Depois dessa onda neoliberal, vários governos foram eleitos pelas urnas em processos eleitorais como no Brasil — Luiz Inácio Lula da Silva assumiu a presidência em 2003, Néstor Kirchner, na Argentina, Tabaré Vázquez no Uruguai e depois José Mujica, o presidente Fernando Lugo, no Paraguai, Evo Morales, na Bolívia, Rafael Correa no Equador e Hugo Chávez, na Venezuela. Estes Governos protagonizaram políticas sociais, políticas de erradicação da fome e políticas de recuperação de estado e de certa soberania na política externa.

Nesse período avançou o processo de integração da America do Sul, e o BNDES se transformou num importante instrumento de crédito para empresas brasileiras dedicadas à construção civil na área de infraestrutura. Este conjunto de países adotou uma política externa de não-intervenção nos assuntos internos dos países vizinhos, a criação da UNASUL que poderia se contrapor ao papel histórico da OEA que sempre foi um instrumento de intervencionismo dos Estados Unidos. Constituiu-se o Conselho de Defesa da America do Sul.

Visto todo esse avanço progressista e independente na América do Sul, concluiu o embaixador Samuel Pinheiro Guimarães, os Estados Unidos não ficaram dormindo e passaram a mobilizar seus recursos para impedir o avanço ainda maior no continente. Em 1994, o Chile assinou acordos bilaterais com os EUA. O México também entrou para o NAFTA, que abrigavam o Canadá e os EUA num acordo de "livre comércio". Na Venezuela aplicou-se um golpe de Estado que logo em seguida se revelou fracassado e — mais importante do que todas estas iniciativas — tentou-se coordenar a implantação do ALCA, Área de Livre Comércio das Américas, com o Brasil e os EUA como co-presidentes.

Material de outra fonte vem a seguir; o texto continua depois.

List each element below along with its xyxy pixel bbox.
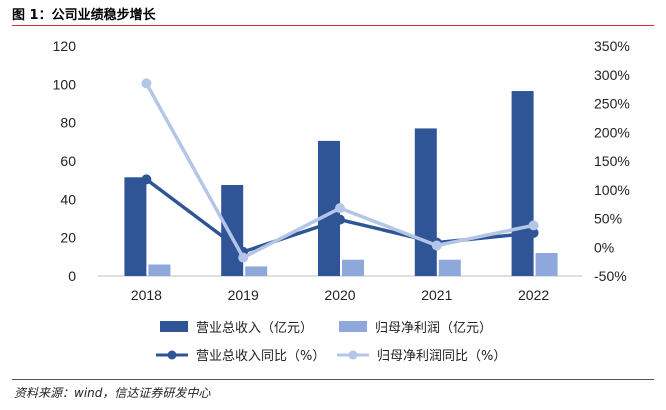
- point-revenue-yoy: [141, 174, 152, 185]
- point-net-profit-yoy: [431, 240, 442, 251]
- x-axis-tick-label: 2020: [324, 287, 355, 303]
- left-axis-tick-label: 0: [68, 268, 76, 284]
- bar-net-profit: [342, 259, 364, 276]
- point-revenue-yoy: [335, 214, 345, 225]
- right-axis-tick-label: 250%: [594, 96, 630, 112]
- bar-net-profit: [438, 259, 461, 276]
- right-axis-tick-label: 0%: [594, 239, 614, 255]
- legend-label: 营业总收入（亿元）: [196, 321, 313, 336]
- right-axis-tick-label: 300%: [594, 67, 630, 83]
- right-axis-tick-label: 50%: [594, 211, 622, 227]
- left-axis-tick-label: 20: [60, 230, 76, 246]
- point-revenue-yoy: [528, 227, 539, 238]
- bar-revenue: [221, 184, 244, 276]
- left-axis-tick-label: 120: [53, 38, 77, 54]
- right-axis-tick-label: 100%: [594, 182, 630, 198]
- left-axis-tick-label: 60: [60, 153, 76, 169]
- source-rule: [12, 379, 654, 380]
- x-axis-tick-label: 2018: [131, 287, 162, 303]
- bar-net-profit: [245, 266, 268, 276]
- legend-swatch: [339, 321, 367, 332]
- point-net-profit-yoy: [141, 78, 152, 89]
- legend-marker: [348, 350, 358, 360]
- point-net-profit-yoy: [335, 203, 345, 214]
- x-axis-tick-label: 2021: [421, 287, 452, 303]
- title-rule: [12, 25, 654, 26]
- right-axis-tick-label: 350%: [594, 38, 630, 54]
- bar-revenue: [318, 140, 340, 276]
- x-axis-tick-label: 2022: [518, 287, 549, 303]
- bar-revenue: [414, 128, 437, 276]
- left-axis-tick-label: 40: [60, 191, 76, 207]
- figure-title: 图 1：公司业绩稳步增长: [12, 8, 156, 23]
- x-axis-tick-label: 2019: [228, 287, 259, 303]
- bar-net-profit: [148, 264, 171, 276]
- left-axis-tick-label: 100: [53, 76, 77, 92]
- point-net-profit-yoy: [238, 252, 249, 263]
- legend-swatch: [160, 321, 188, 332]
- legend-marker: [167, 350, 177, 360]
- right-axis-tick-label: -50%: [594, 268, 627, 284]
- bar-net-profit: [535, 253, 558, 276]
- right-axis-tick-label: 200%: [594, 124, 630, 140]
- source-note: 资料来源：wind，信达证券研发中心: [14, 386, 211, 400]
- left-axis-tick-label: 80: [60, 115, 76, 131]
- bar-revenue: [511, 91, 534, 277]
- right-axis-tick-label: 150%: [594, 153, 630, 169]
- legend-label: 归母净利润同比（%）: [377, 349, 506, 364]
- legend-label: 归母净利润（亿元）: [375, 321, 492, 336]
- point-net-profit-yoy: [528, 220, 539, 231]
- bar-revenue: [124, 177, 147, 276]
- legend-label: 营业总收入同比（%）: [196, 349, 325, 364]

Houve então um grande acontecimento durante a reunião da Quarta Cúpula de Las Américas de Mar Del Plata, em 2005, onde os presidentes Lula, Kirchner e Hugo Chavez, se colocaram contra a implantação da ALCA diante da presença do presidente dos Estados Unidos da América. Esta derrota da estratégia americana fez com que os EUA adotassem novas formas de intervenção política e econômica. Foi então que os sistemas de informação americanos passaram a adotar medidas de apoio jurídico e policial a setores da Justiça brasileira. No caso, segundo o embaixador Samuel Pinheiro, foi acionado o Juiz Sérgio Moro, da Justiça do Paraná, encarregado da operação para bombardear Lula. No caso da Petrobras foi indicado Pedro Parente para dirigir a Estatal do Petróleo. Na esfera econômica, foi indicado o banqueiro Henrique Meirelles, e assim por diante.

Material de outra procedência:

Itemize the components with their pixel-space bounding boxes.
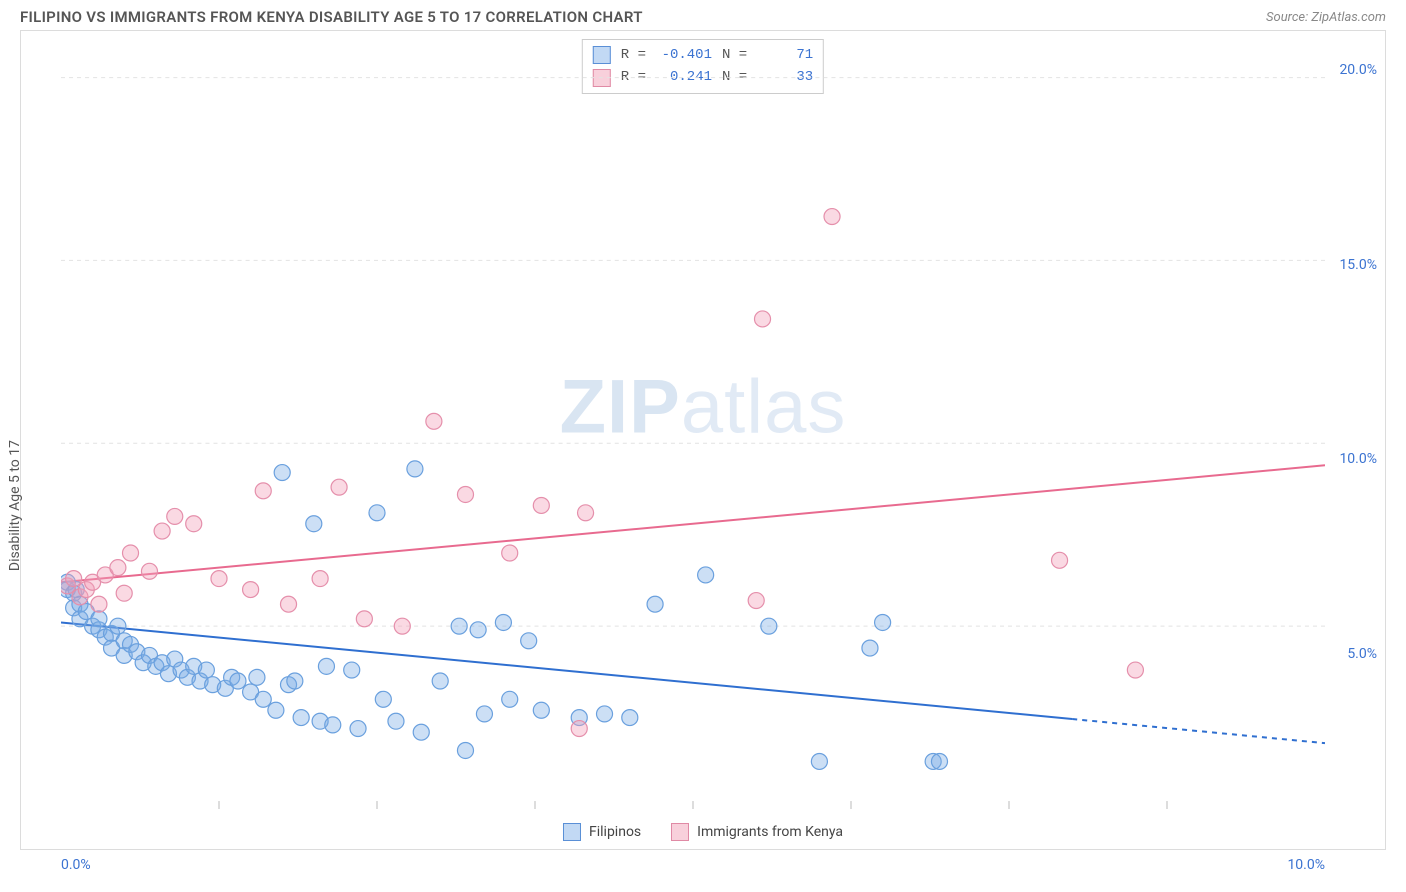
y-tick-label: 20.0% — [1339, 62, 1377, 78]
legend-label: Filipinos — [589, 824, 641, 840]
legend-swatch-blue — [563, 823, 581, 841]
source-attribution: Source: ZipAtlas.com — [1266, 10, 1386, 25]
y-tick-label: 15.0% — [1339, 257, 1377, 273]
scatter-chart-svg — [61, 41, 1325, 809]
chart-title: FILIPINO VS IMMIGRANTS FROM KENYA DISABI… — [20, 8, 643, 26]
legend-item: Filipinos — [563, 823, 641, 841]
y-tick-label: 5.0% — [1347, 646, 1377, 662]
x-tick-label: 0.0% — [61, 857, 91, 873]
legend-label: Immigrants from Kenya — [697, 824, 843, 840]
x-tick-label: 10.0% — [1287, 857, 1325, 873]
legend-swatch-pink — [671, 823, 689, 841]
chart-container: Disability Age 5 to 17 R = -0.401 N = 71… — [20, 30, 1386, 850]
y-axis-label: Disability Age 5 to 17 — [7, 440, 23, 571]
y-tick-label: 10.0% — [1339, 451, 1377, 467]
header: FILIPINO VS IMMIGRANTS FROM KENYA DISABI… — [0, 0, 1406, 30]
plot-area — [61, 41, 1325, 809]
legend-bottom: Filipinos Immigrants from Kenya — [563, 823, 843, 841]
legend-item: Immigrants from Kenya — [671, 823, 843, 841]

A ideia da nova filosofia intervencionista era de que as empresas privadas são a solução para todos os problemas, No caso da Petrobras, os Estados Unidos sempre foram contra as empresas estatais. Desde o final da década de 40 colocaram-se contra a campanha do "Petróleo é Nosso". Acreditavam que as empresas privadas americanas eram melhores que empresas estatais. Na política externa houve uma viragem de orientação para apoiar as políticas norte americanas em geral, e no continente dificultar a integração sul americana e o MERCOSUL.

Com as eleições de outubro estamos diante de uma nova encruzilhada. Ou seguimos esse caminho traçado pelo governo Temer em sua "Ponte para o Futuro", ou recuperamos o projeto que estava em andamento nos governos anteriores de Lula e Dilma, reforçando novamente a ideia integradora do MERCOSUL, retomando as políticas de fortalecimento dos BRICS, as relações Sul–Sul, com os países africanos, e os países asiáticos. Segundo o embaixador esforços de aproximação com os países vizinhos da Argentina, Uruguai, Paraguai, Bolívia, Venezuela, Equador teriam que ser desenvolvidos, para novamente retomar o esforço de integração Latino Americano.

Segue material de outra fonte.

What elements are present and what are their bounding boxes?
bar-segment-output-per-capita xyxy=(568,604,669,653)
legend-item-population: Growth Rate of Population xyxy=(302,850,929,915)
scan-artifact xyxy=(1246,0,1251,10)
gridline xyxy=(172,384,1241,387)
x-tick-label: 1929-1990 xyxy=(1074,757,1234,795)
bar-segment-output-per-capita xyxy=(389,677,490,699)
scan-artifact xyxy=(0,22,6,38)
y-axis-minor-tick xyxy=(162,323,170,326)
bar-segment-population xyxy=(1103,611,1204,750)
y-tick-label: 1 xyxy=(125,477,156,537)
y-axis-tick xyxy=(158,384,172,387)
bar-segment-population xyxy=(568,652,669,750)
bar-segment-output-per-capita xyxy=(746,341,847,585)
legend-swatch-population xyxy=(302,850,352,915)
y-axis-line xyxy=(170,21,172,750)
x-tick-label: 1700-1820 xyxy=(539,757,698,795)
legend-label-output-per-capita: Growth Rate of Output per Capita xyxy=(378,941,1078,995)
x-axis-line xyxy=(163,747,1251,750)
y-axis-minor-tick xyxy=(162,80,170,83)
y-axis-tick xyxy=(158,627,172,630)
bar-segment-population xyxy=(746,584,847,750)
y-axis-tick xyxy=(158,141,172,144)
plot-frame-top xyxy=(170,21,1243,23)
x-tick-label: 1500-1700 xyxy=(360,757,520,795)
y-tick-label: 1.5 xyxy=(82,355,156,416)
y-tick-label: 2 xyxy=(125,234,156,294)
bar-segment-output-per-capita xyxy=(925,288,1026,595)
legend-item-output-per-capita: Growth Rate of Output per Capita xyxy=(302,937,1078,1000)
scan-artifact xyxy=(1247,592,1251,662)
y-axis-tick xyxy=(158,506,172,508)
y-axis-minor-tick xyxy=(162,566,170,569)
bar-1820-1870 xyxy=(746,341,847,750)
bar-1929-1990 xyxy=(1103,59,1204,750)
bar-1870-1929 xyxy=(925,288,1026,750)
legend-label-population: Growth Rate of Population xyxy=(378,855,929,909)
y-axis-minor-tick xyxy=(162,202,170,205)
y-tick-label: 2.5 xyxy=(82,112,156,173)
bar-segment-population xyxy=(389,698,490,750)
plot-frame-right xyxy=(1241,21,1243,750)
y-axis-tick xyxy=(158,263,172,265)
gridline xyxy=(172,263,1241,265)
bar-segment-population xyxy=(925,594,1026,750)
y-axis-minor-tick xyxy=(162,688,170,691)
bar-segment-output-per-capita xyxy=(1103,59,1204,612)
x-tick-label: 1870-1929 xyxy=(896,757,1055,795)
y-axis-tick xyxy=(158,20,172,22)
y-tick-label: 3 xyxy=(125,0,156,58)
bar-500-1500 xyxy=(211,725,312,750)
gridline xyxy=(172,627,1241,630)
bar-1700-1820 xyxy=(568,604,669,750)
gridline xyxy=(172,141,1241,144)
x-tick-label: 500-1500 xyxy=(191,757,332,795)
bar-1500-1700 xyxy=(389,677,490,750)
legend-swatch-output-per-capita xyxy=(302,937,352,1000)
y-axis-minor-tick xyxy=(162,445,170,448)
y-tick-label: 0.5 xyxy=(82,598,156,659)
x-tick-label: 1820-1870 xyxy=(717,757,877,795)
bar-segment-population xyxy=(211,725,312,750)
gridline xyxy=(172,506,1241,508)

Por fim, manifestou-se o embaixador da República Pluri nacional da Bolívia, Jerjes Justiniano Talavera, saudando o debate realizado como muito positivo na atual quadra da situação mundial. O embaixador aproveitou a ocasião para reafirmar alguns princípios que estão sendo implementados em seu país, como o de que as riquezas naturais devem permanecer no país, utilizando estes recursos para desenvolver a economia própria dos bolivianos, inclusive sua economia privada. Desta maneira a Bolívia tem demonstrado um crescimento constante de seu PIB, multiplicando o seu valor por 4 vezes desde a eleição do presidente Evo Morales, em 2006.